TIPS & TECHNIQUES


Crest Power Supply


    
    The Aristo Crest CRE-55465 Switching Power Supply has been out for some time, but I have not had a chance to "play" with one until recently.  Power for our layouts has always been a critical issue.  Most of us have the old ART-5469 Ultima 10 Amp Power Supply which has done yeoman duty for many years.  This new power unit can power the Train Engineer or any other control system that needs 12 or 22 volts of DC power.  This unit can power any medium to large layout, and will make many LGB or Accucraft locomotive owners happy, since these brands often require higher voltage than the older Ultima can provide. The older Ultima uses a big iron transformer with a simple rectifier and filter to provide DC power.  This new unit provides a constant, regulated output at 22 volts, and is rated up to 13 amps.  What was nice is there is no loud hum coming from this unit, only the sound of the cooling fan can be heard.

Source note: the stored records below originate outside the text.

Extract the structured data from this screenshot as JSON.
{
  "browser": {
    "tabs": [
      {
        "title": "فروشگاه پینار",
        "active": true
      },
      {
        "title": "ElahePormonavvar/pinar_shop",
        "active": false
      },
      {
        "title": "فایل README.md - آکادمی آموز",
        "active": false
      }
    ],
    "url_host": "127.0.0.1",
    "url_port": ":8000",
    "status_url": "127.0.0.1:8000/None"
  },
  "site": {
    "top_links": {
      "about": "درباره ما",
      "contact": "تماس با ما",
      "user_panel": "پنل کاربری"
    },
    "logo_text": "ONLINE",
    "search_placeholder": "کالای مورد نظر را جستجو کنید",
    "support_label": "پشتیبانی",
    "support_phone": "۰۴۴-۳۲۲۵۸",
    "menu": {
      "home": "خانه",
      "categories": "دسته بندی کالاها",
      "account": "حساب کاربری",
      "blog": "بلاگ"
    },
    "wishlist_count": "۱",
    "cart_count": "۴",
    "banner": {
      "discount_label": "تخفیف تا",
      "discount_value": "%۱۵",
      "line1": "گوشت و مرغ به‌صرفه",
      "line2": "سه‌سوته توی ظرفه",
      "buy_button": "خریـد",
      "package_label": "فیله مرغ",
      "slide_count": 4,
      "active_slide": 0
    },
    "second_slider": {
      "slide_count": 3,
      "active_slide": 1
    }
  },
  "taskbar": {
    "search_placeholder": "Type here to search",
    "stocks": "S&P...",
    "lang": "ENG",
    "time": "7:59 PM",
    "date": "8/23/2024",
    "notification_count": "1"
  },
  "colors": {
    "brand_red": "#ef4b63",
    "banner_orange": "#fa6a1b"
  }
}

    The front of the unit is well laid out with a power switch, output voltage selector switch, a 20 amp meter, and banana plug style output terminals.  Aristo includes a heavy duty DC power cable with lugs that fit under the terminals.  I would heavily recommend that you use this rather than banana plugs in the output terminals.  I found out in doing load testing, that the banana plugs will not handle the full amperage load that the unit can provide.  I learned later from a "techie" that banana plugs are only good up to 3 amps, and will definitely burn at 10 amps.   The rear of the unit contains the fan, the A/C power input connector, and a 115/230 volt selector switch.  Make sure you ALWAYS have this switch set on 115 Volts.  There is also an internal fuse, which is a standard 3 AG type.  Note that there is a ground screw below the A/C connector.  This is unnecessary since the plug is a standard 3 prong grounded US style plug.

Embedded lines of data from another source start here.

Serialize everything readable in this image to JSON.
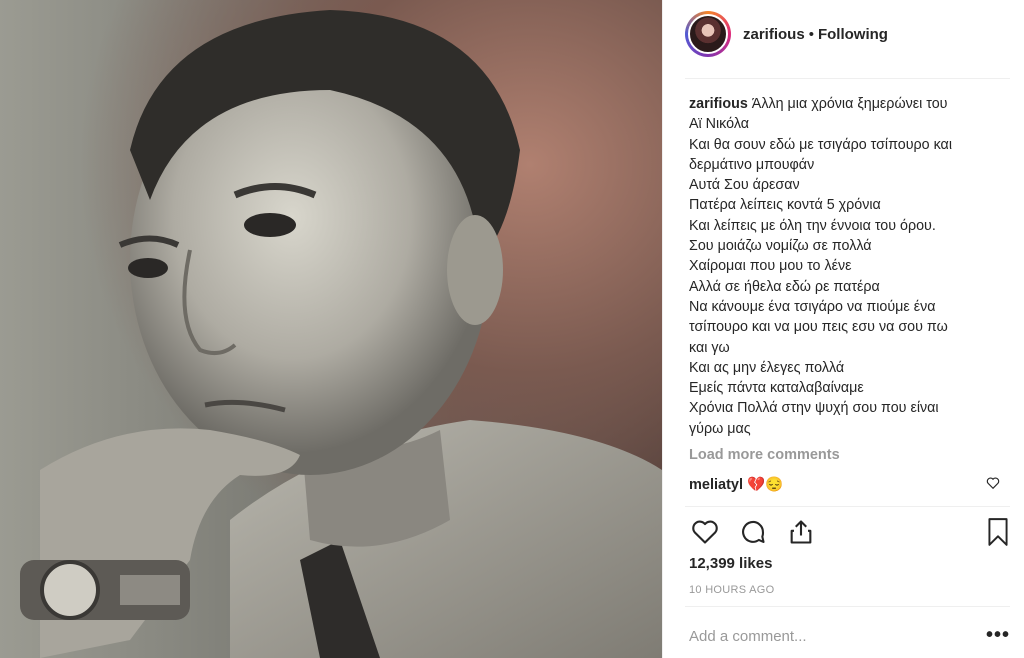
{
  "post": {
    "photo_alt": "",
    "header": {
      "username": "zarifious",
      "separator": "•",
      "follow_status": "Following"
    },
    "caption": {
      "author": "zarifious",
      "lines": [
        "Άλλη μια χρόνια ξημερώνει του",
        "Αϊ Νικόλα",
        "Και θα σουν εδώ με τσιγάρο τσίπουρο και",
        "δερμάτινο μπουφάν",
        "Αυτά Σου άρεσαν",
        "Πατέρα λείπεις κοντά 5 χρόνια",
        "Και λείπεις με όλη την έννοια του όρου.",
        "Σου μοιάζω νομίζω σε πολλά",
        "Χαίρομαι που μου το λένε",
        "Αλλά σε ήθελα εδώ ρε πατέρα",
        "Να κάνουμε ένα τσιγάρο να πιούμε ένα",
        "τσίπουρο και να μου πεις εσυ να σου πω",
        "και γω",
        "Και ας μην έλεγες πολλά",
        "Εμείς πάντα καταλαβαίναμε",
        "Χρόνια Πολλά στην ψυχή σου που είναι",
        "γύρω μας"
      ]
    },
    "load_more_label": "Load more comments",
    "reply": {
      "author": "meliatyl",
      "text": "💔😔"
    },
    "likes": "12,399 likes",
    "timestamp": "10 HOURS AGO",
    "comment_placeholder": "Add a comment...",
    "more_options": "•••",
    "icons": {
      "like": "heart-icon",
      "comment": "comment-bubble-icon",
      "share": "share-icon",
      "save": "bookmark-icon",
      "reply_like": "small-heart-icon"
    },
    "colors": {
      "text": "#262626",
      "muted": "#999999",
      "divider": "#efefef"
    }
  }
}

    The unit puts out 22.1 volts at 10 amps with no load.  With a 10 amp load, the voltage dropped to 22.05 volts which is not an appreciateable voltage sag.  Basically, the unit can take on your "power hog" locomotives,  with no appreciable loss.  It would be perfect for a six motor A-B-A diesel set with heavy lighted passenger cars.  The maximum load that the unit can handle is a surprising 17 amps which is above it's rated capacity.  If the load goes higher than 17 amps, it goes into its "short circuit" mode and shuts down.  It comes back on and shuts down continuously until the overload is removed.  These tests were originally made by George Schreyer, and I found them easy to duplicate in my "testing lab".

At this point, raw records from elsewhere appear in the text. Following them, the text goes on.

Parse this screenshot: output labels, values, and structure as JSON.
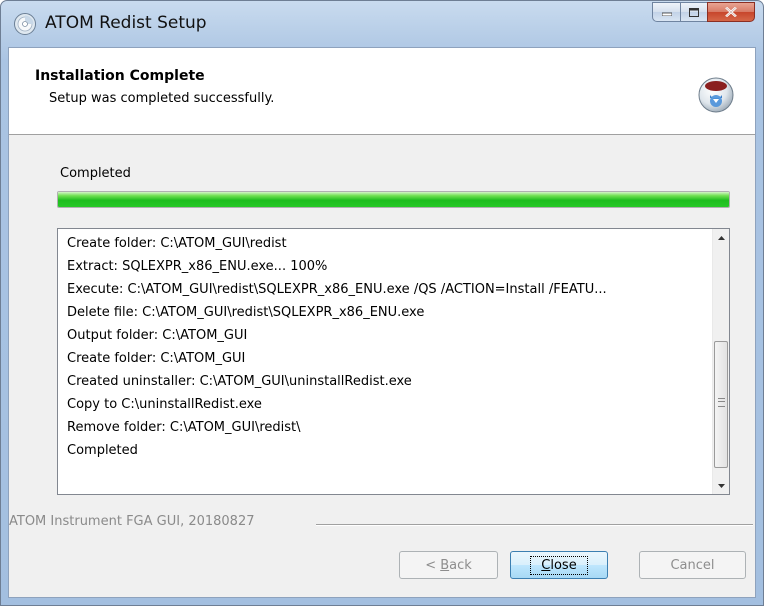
{
  "window": {
    "title": "ATOM Redist Setup",
    "icon": "setup-disc-icon",
    "caption_buttons": [
      "minimize",
      "maximize",
      "close"
    ]
  },
  "header": {
    "title": "Installation Complete",
    "subtitle": "Setup was completed successfully.",
    "icon": "nsis-installer-icon"
  },
  "status": {
    "label": "Completed",
    "progress_fraction": 1.0,
    "progress_color": "#27c927"
  },
  "log": {
    "lines": [
      "Create folder: C:\\ATOM_GUI\\redist",
      "Extract: SQLEXPR_x86_ENU.exe... 100%",
      "Execute: C:\\ATOM_GUI\\redist\\SQLEXPR_x86_ENU.exe /QS /ACTION=Install /FEATU...",
      "Delete file: C:\\ATOM_GUI\\redist\\SQLEXPR_x86_ENU.exe",
      "Output folder: C:\\ATOM_GUI",
      "Create folder: C:\\ATOM_GUI",
      "Created uninstaller: C:\\ATOM_GUI\\uninstallRedist.exe",
      "Copy to C:\\uninstallRedist.exe",
      "Remove folder: C:\\ATOM_GUI\\redist\\",
      "Completed"
    ]
  },
  "branding": "ATOM Instrument FGA GUI, 20180827",
  "buttons": {
    "back": {
      "prefix": "< ",
      "accel": "B",
      "rest": "ack"
    },
    "close": {
      "accel": "C",
      "rest": "lose"
    },
    "cancel": "Cancel"
  }
}
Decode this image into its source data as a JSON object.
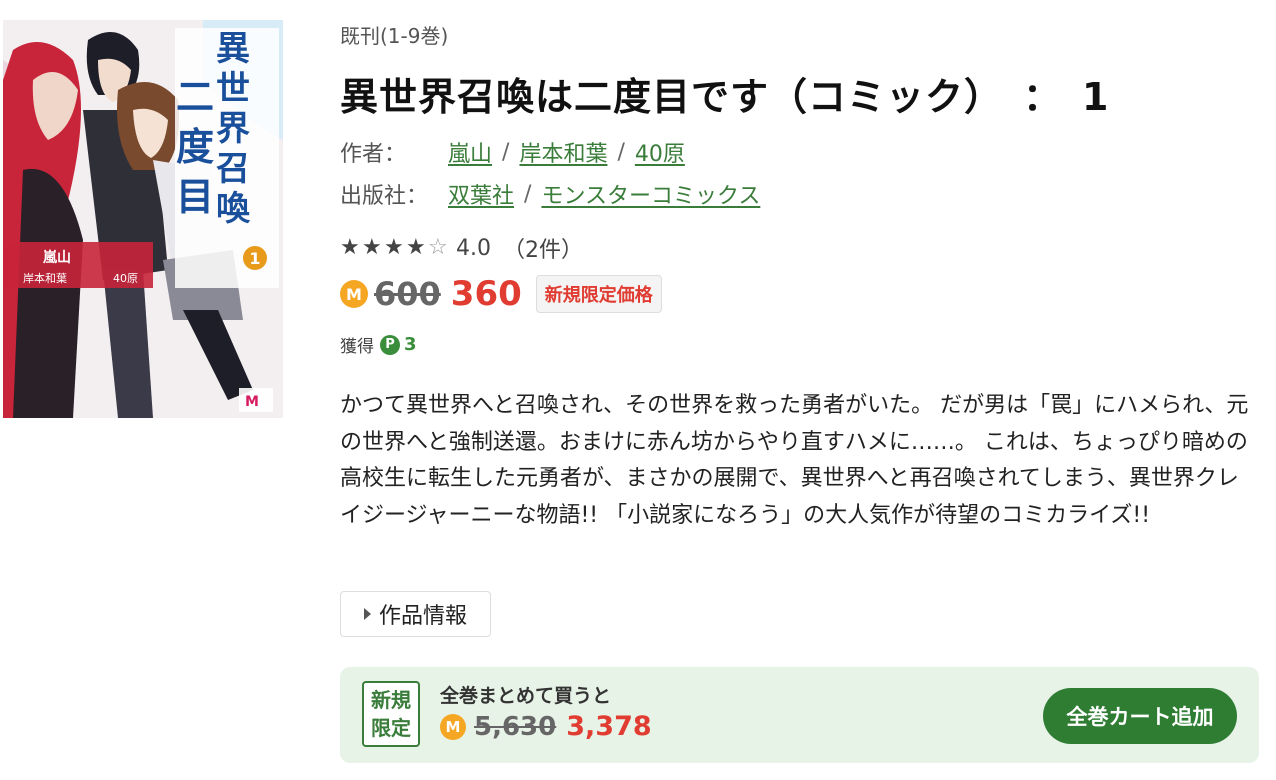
{
  "cover": {
    "title_text": "異世界召喚は二度目です",
    "volume": "1",
    "credits": [
      "嵐山",
      "岸本和葉",
      "40原"
    ]
  },
  "series_label": "既刊(1-9巻)",
  "title": "異世界召喚は二度目です（コミック）　：　1",
  "authors": {
    "label": "作者：",
    "names": [
      "嵐山",
      "岸本和葉",
      "40原"
    ]
  },
  "publisher": {
    "label": "出版社：",
    "names": [
      "双葉社",
      "モンスターコミックス"
    ]
  },
  "rating": {
    "stars": 4,
    "max": 5,
    "score": "4.0",
    "count": "（2件）"
  },
  "price": {
    "coin_icon": "M",
    "original": "600",
    "sale": "360",
    "tag": "新規限定価格"
  },
  "points": {
    "label": "獲得",
    "icon": "P",
    "value": "3"
  },
  "description": "かつて異世界へと召喚され、その世界を救った勇者がいた。 だが男は「罠」にハメられ、元の世界へと強制送還。おまけに赤ん坊からやり直すハメに……。 これは、ちょっぴり暗めの高校生に転生した元勇者が、まさかの展開で、異世界へと再召喚されてしまう、異世界クレイジージャーニーな物語!! 「小説家になろう」の大人気作が待望のコミカライズ!!",
  "work_info_button": "作品情報",
  "bundle": {
    "badge_line1": "新規",
    "badge_line2": "限定",
    "text": "全巻まとめて買うと",
    "original": "5,630",
    "sale": "3,378",
    "button": "全巻カート追加"
  },
  "colors": {
    "accent_green": "#2e7d32",
    "sale_red": "#e03c31",
    "coin_orange": "#f5a623",
    "bundle_bg": "#e8f3e8"
  }
}
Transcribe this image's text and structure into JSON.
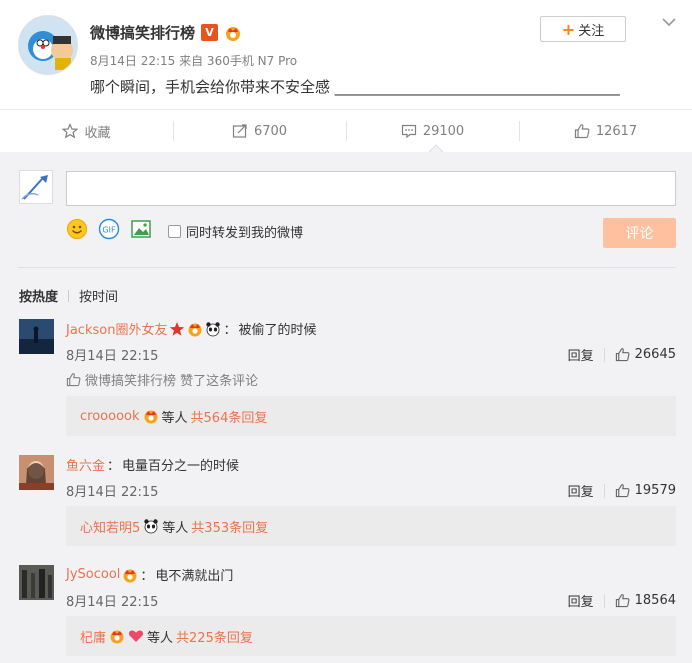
{
  "post": {
    "author": "微博搞笑排行榜",
    "v_badge": "V",
    "meta": "8月14日 22:15 来自 360手机 N7 Pro",
    "text": "哪个瞬间，手机会给你带来不安全感 ______________________________________",
    "follow_label": "关注",
    "follow_plus": "+"
  },
  "actions": {
    "favorite": {
      "label": "收藏",
      "icon": "star-outline-icon"
    },
    "repost": {
      "count": "6700",
      "icon": "repost-icon"
    },
    "comment": {
      "count": "29100",
      "icon": "comment-icon"
    },
    "like": {
      "count": "12617",
      "icon": "thumbs-up-icon"
    }
  },
  "composer": {
    "input_value": "",
    "forward_label": "同时转发到我的微博",
    "submit_label": "评论"
  },
  "sort": {
    "hot": "按热度",
    "time": "按时间"
  },
  "comments": [
    {
      "user": "Jackson圈外女友",
      "colon": "：",
      "text": "被偷了的时候",
      "time": "8月14日 22:15",
      "reply_label": "回复",
      "likes": "26645",
      "liked_by": "微博搞笑排行榜 赞了这条评论",
      "reply_preview": {
        "who": "croooook",
        "etc": "等人",
        "count": "共564条回复"
      }
    },
    {
      "user": "鱼六金",
      "colon": "：",
      "text": "电量百分之一的时候",
      "time": "8月14日 22:15",
      "reply_label": "回复",
      "likes": "19579",
      "reply_preview": {
        "who": "心知若明5",
        "etc": "等人",
        "count": "共353条回复"
      }
    },
    {
      "user": "JySocool",
      "colon": "：",
      "text": "电不满就出门",
      "time": "8月14日 22:15",
      "reply_label": "回复",
      "likes": "18564",
      "reply_preview": {
        "who": "杞庸",
        "etc": "等人",
        "count": "共225条回复"
      }
    }
  ],
  "colors": {
    "accent_orange": "#ff8200",
    "username": "#eb7350",
    "submit_disabled": "#ffc09f",
    "vip_badge": "#e8541e"
  }
}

     This supply will work with both the Aristo 10 amp controller and the Train Engineer.  It will provide more than adequate power for your layout, especially for those who run multiple locomotives, or locomotives that are happier in the 22 volt range.   For constant track power installations, a fuse should be placed on the output.  If you are moving up in your need for power for your layout, I would definitely recommend that you look at this unit.